El día después fui a la playa de Vaasa y casi se me congeló la respiración al bañarme. Salí tan pronto como me fue físicamente posible maldiciendo mi pésima idea.

Lago de Vaasa.
Vistas del lago de Vaasa. Foto: MarcadorInt/T. Martínez (Todos los derechos reservados).

La mera anécdota de los tres chicos que se bañan a lo loco en un lago congelado, aunque quizás no tan helado en los estándares nórdicos, regresó a mi cabeza el pasado verano, cuando Erling Haaland se presentó en sociedad con un partido a la postre tan estéril como mediático en el Mundial sub-20. Noruega necesitaba golear a Honduras para ser una de las mejores terceras de grupo y aspirar a clasificarse para los octavos de final del campeonato, aunque luego debía esperar a que se resolvieran otros grupos que se definían más tarde para que la alegría fuera completa. Noruega cumplió con su parte: goleó por 12-0 y Erling Haaland marcó nueve goles, récord absoluto en cualquier torneo FIFA. Los nueve goles, todos en un mismo partido, lo coronaron como el máximo artillero del Mundial sub-20 a pesar de que Noruega no se terminó clasificando para la fase eliminatoria. Asimismo, quizás ese sea el partido paradigmático para explicar quién es Erling Braut Haaland, delantero noruego que está brillando en este inicio de curso con el Red Bull Salzburgo. Un ariete insaciable, que siempre busca el gol, que no escatima esfuerzos, que solo piensa en la portería contraria. Controla y dispara. Dispara de primeras. Perfora la meta contraria, objetivo en el que piensa 24 horas al día.

Noruega sub19 Marcadorint
En el Europeo sub-19 era habitual cruzarse con la expedición de Noruega por el centro de Vaasa.
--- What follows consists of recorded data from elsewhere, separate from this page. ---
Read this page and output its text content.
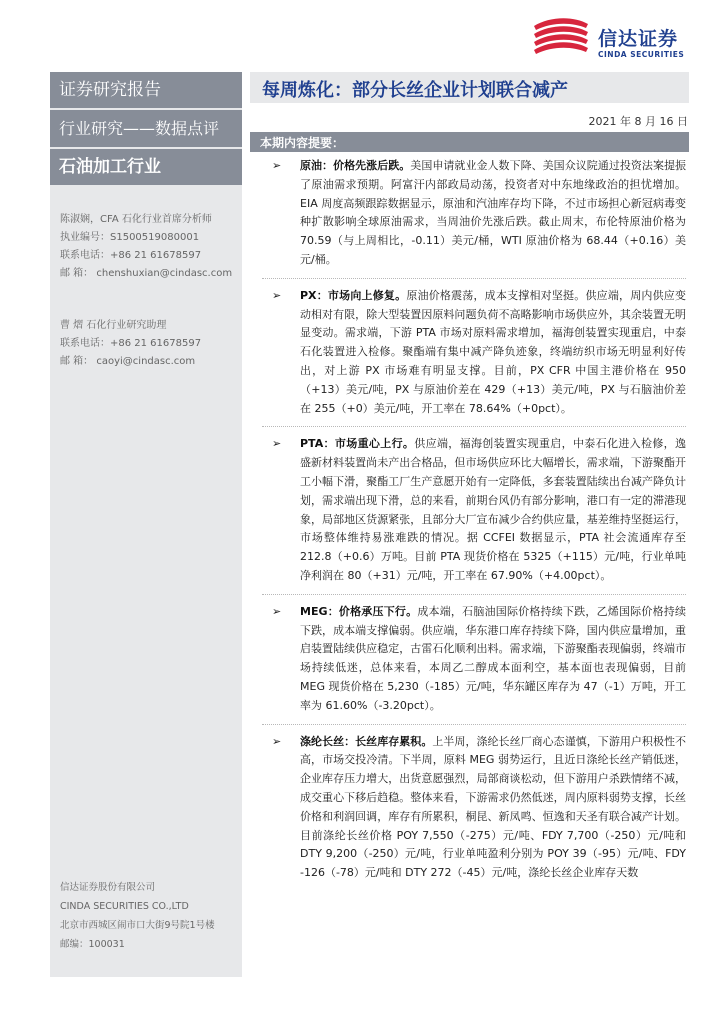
信达证券
CINDA SECURITIES
证券研究报告
行业研究——数据点评
石油加工行业
陈淑娴，CFA 石化行业首席分析师
执业编号：S1500519080001
联系电话：+86 21 61678597
邮 箱： chenshuxian@cindasc.com
曹 熠 石化行业研究助理
联系电话：+86 21 61678597
邮 箱： caoyi@cindasc.com
信达证券股份有限公司
CINDA SECURITIES CO.,LTD
北京市西城区闹市口大街9号院1号楼
邮编：100031
每周炼化：部分长丝企业计划联合减产
2021 年 8 月 16 日
本期内容提要：
➢ 原油：价格先涨后跌。美国申请就业金人数下降、美国众议院通过投资法案提振了原油需求预期。阿富汗内部政局动荡，投资者对中东地缘政治的担忧增加。EIA 周度高频跟踪数据显示，原油和汽油库存均下降，不过市场担心新冠病毒变种扩散影响全球原油需求，当周油价先涨后跌。截止周末，布伦特原油价格为 70.59（与上周相比，-0.11）美元/桶，WTI 原油价格为 68.44（+0.16）美元/桶。
➢ PX：市场向上修复。原油价格震荡，成本支撑相对坚挺。供应端，周内供应变动相对有限，除大型装置因原料问题负荷不高略影响市场供应外，其余装置无明显变动。需求端，下游 PTA 市场对原料需求增加，福海创装置实现重启，中泰石化装置进入检修。聚酯端有集中减产降负迹象，终端纺织市场无明显利好传出，对上游 PX 市场难有明显支撑。目前，PX CFR 中国主港价格在 950（+13）美元/吨，PX 与原油价差在 429（+13）美元/吨，PX 与石脑油价差在 255（+0）美元/吨，开工率在 78.64%（+0pct）。
➢ PTA：市场重心上行。供应端，福海创装置实现重启，中泰石化进入检修，逸盛新材料装置尚未产出合格品，但市场供应环比大幅增长，需求端，下游聚酯开工小幅下滑，聚酯工厂生产意愿开始有一定降低，多套装置陆续出台减产降负计划，需求端出现下滑，总的来看，前期台风仍有部分影响，港口有一定的滞港现象，局部地区货源紧张，且部分大厂宣布减少合约供应量，基差维持坚挺运行，市场整体维持易涨难跌的情况。据 CCFEI 数据显示，PTA 社会流通库存至 212.8（+0.6）万吨。目前 PTA 现货价格在 5325（+115）元/吨，行业单吨净利润在 80（+31）元/吨，开工率在 67.90%（+4.00pct）。
➢ MEG：价格承压下行。成本端，石脑油国际价格持续下跌，乙烯国际价格持续下跌，成本端支撑偏弱。供应端，华东港口库存持续下降，国内供应量增加，重启装置陆续供应稳定，古雷石化顺利出料。需求端，下游聚酯表现偏弱，终端市场持续低迷，总体来看，本周乙二醇成本面利空，基本面也表现偏弱，目前 MEG 现货价格在 5,230（-185）元/吨，华东罐区库存为 47（-1）万吨，开工率为 61.60%（-3.20pct）。
➢ 涤纶长丝：长丝库存累积。上半周，涤纶长丝厂商心态谨慎，下游用户积极性不高，市场交投冷清。下半周，原料 MEG 弱势运行，且近日涤纶长丝产销低迷，企业库存压力增大，出货意愿强烈，局部商谈松动，但下游用户杀跌情绪不减，成交重心下移后趋稳。整体来看，下游需求仍然低迷，周内原料弱势支撑，长丝价格和利润回调，库存有所累积，桐昆、新凤鸣、恒逸和天圣有联合减产计划。目前涤纶长丝价格 POY 7,550（-275）元/吨、FDY 7,700（-250）元/吨和 DTY 9,200（-250）元/吨，行业单吨盈利分别为 POY 39（-95）元/吨、FDY -126（-78）元/吨和 DTY 272（-45）元/吨，涤纶长丝企业库存天数
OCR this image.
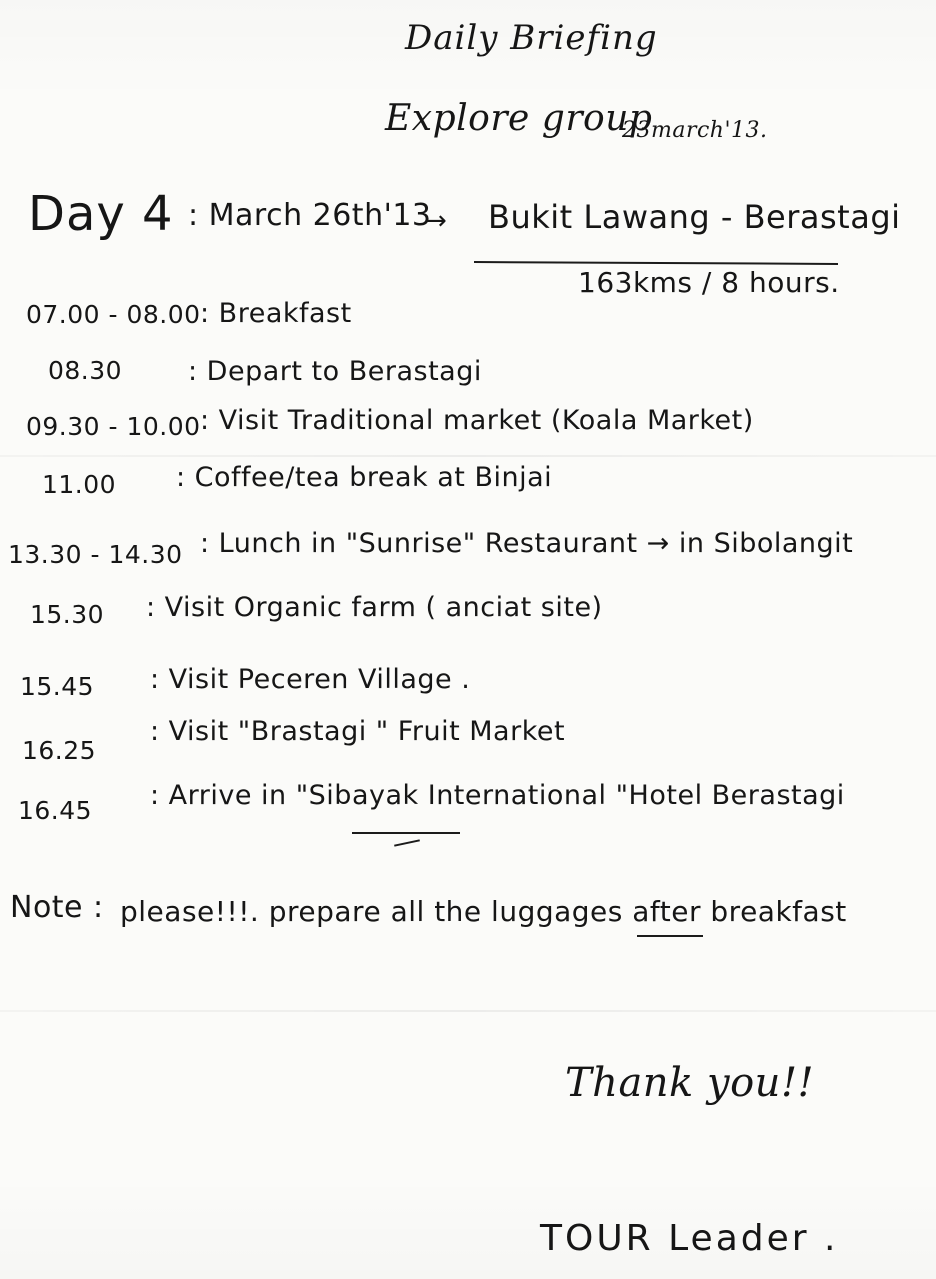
Daily Briefing
Explore group
23march'13.
Day 4 : March 26th'13
→ Bukit Lawang - Berastagi
163kms / 8 hours.
07.00 - 08.00 : Breakfast
08.30 : Depart to Berastagi
09.30 - 10.00 : Visit Traditional market (Koala Market)
11.00 : Coffee/tea break at Binjai
13.30 - 14.30 : Lunch in "Sunrise" Restaurant → in Sibolangit
15.30 : Visit Organic farm ( anciat site)
15.45 : Visit Peceren Village .
16.25
: Visit "Brastagi " Fruit Market
16.45 : Arrive in "Sibayak International "Hotel Berastagi
Note : please!!!. prepare all the luggages after breakfast
Thank you!!
TOUR Leader .
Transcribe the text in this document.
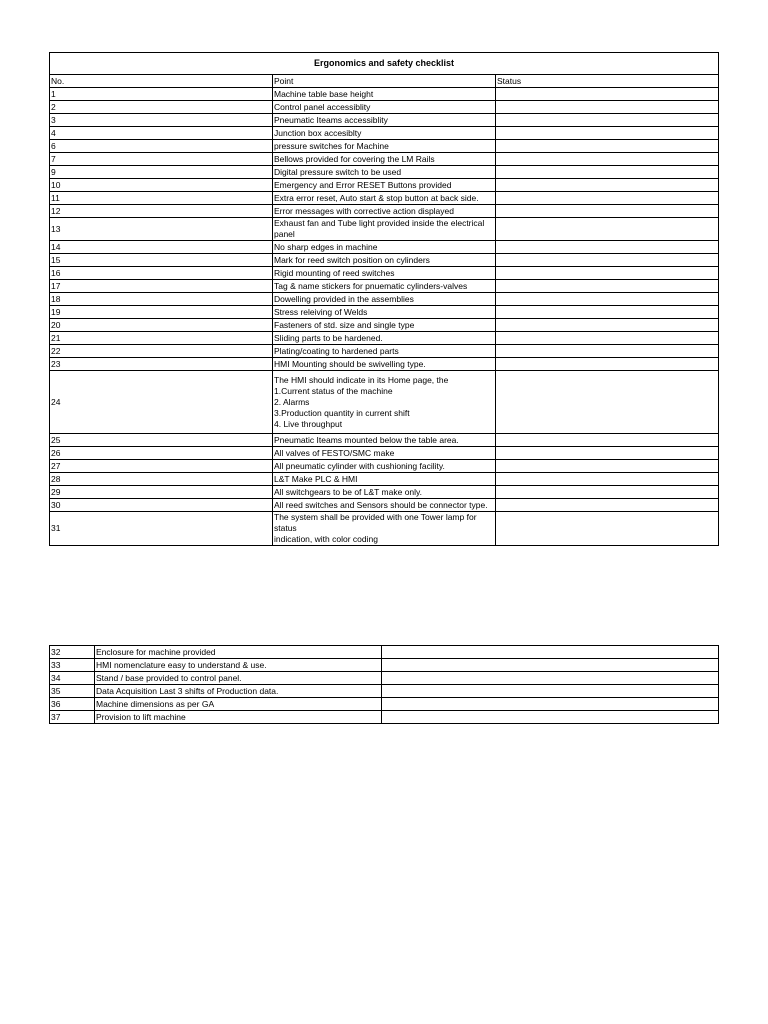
Ergonomics and safety checklist		
No.	Point	Status
1	Machine table base height	
2	Control panel accessiblity	
3	Pneumatic Iteams accessiblity	
4	Junction box accesiblty	
6	pressure switches for Machine	
7	Bellows provided for covering the LM Rails	
9	Digital pressure switch to be used	
10	Emergency and Error RESET Buttons provided	
11	Extra error reset, Auto start & stop button at back side.	
12	Error messages with corrective action displayed	
13	Exhaust fan and Tube light provided inside the electrical panel	
14	No sharp edges in machine	
15	Mark for reed switch position on cylinders	
16	Rigid mounting of reed switches	
17	Tag & name stickers for pnuematic cylinders-valves	
18	Dowelling provided in the assemblies	
19	Stress releiving of Welds	
20	Fasteners of std. size and single type	
21	Sliding parts to be hardened.	
22	Plating/coating to hardened parts	
23	HMI Mounting should be swivelling type.	
24	The HMI should indicate in its Home page, the
1.Current status of the machine
2. Alarms
3.Production quantity in current shift
4. Live throughput	
25	Pneumatic Iteams mounted below the table area.	
26	All valves of FESTO/SMC make	
27	All pneumatic cylinder with cushioning facility.	
28	L&T Make PLC & HMI	
29	All switchgears to be of L&T make only.	
30	All reed switches and Sensors should be connector type.	
31	The system shall be provided with one Tower lamp for status
indication, with color coding	
32	Enclosure for machine provided	
33	HMI nomenclature easy to understand & use.	
34	Stand / base provided to control panel.	
35	Data Acquisition Last 3 shifts of Production data.	
36	Machine dimensions as per GA	
37	Provision to lift machine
Al fondo, Erling Haaland con un bongo. Foto: MarcadorInt/T. Martínez (Todos los derechos reservados).

La participación del Red Bull Salzburgo en la Champions League no ha hecho más que multiplicar por mil el altavoz del prometedor delantero noruego de 19 años. Todavía adolescente, Haaland ha reproducido en la máxima competición europea todo lo que hacía en los campeonatos de categorías inferiores o en la liga local con el Molde. Ha arrancado la temporada como un tiro, pero sobre todo se ha convertido en un nombre más mediático porque ha brillado en la Champions. En su estreno con el Genk, apenas tardó dos minutos en perforar la portería belga y media parte en completar un hat-trick. También marcó a los cinco minutos de ingresar al terreno de juego en Anfield y celebró dos goles ante el Nápoles en la tercera jornada. Cifras de escándalo, seis goles en la Copa de Europa, que se suman a la docena que ya ha anotado en la liga austríaca y a los tres que marcó en la Copa. 21 dianas en 14 partidos entre todas las competiciones, unos registros de absoluta locura incluso para un ariete de un equipo dominador de una competición del tercer peldaño en el fútbol europeo.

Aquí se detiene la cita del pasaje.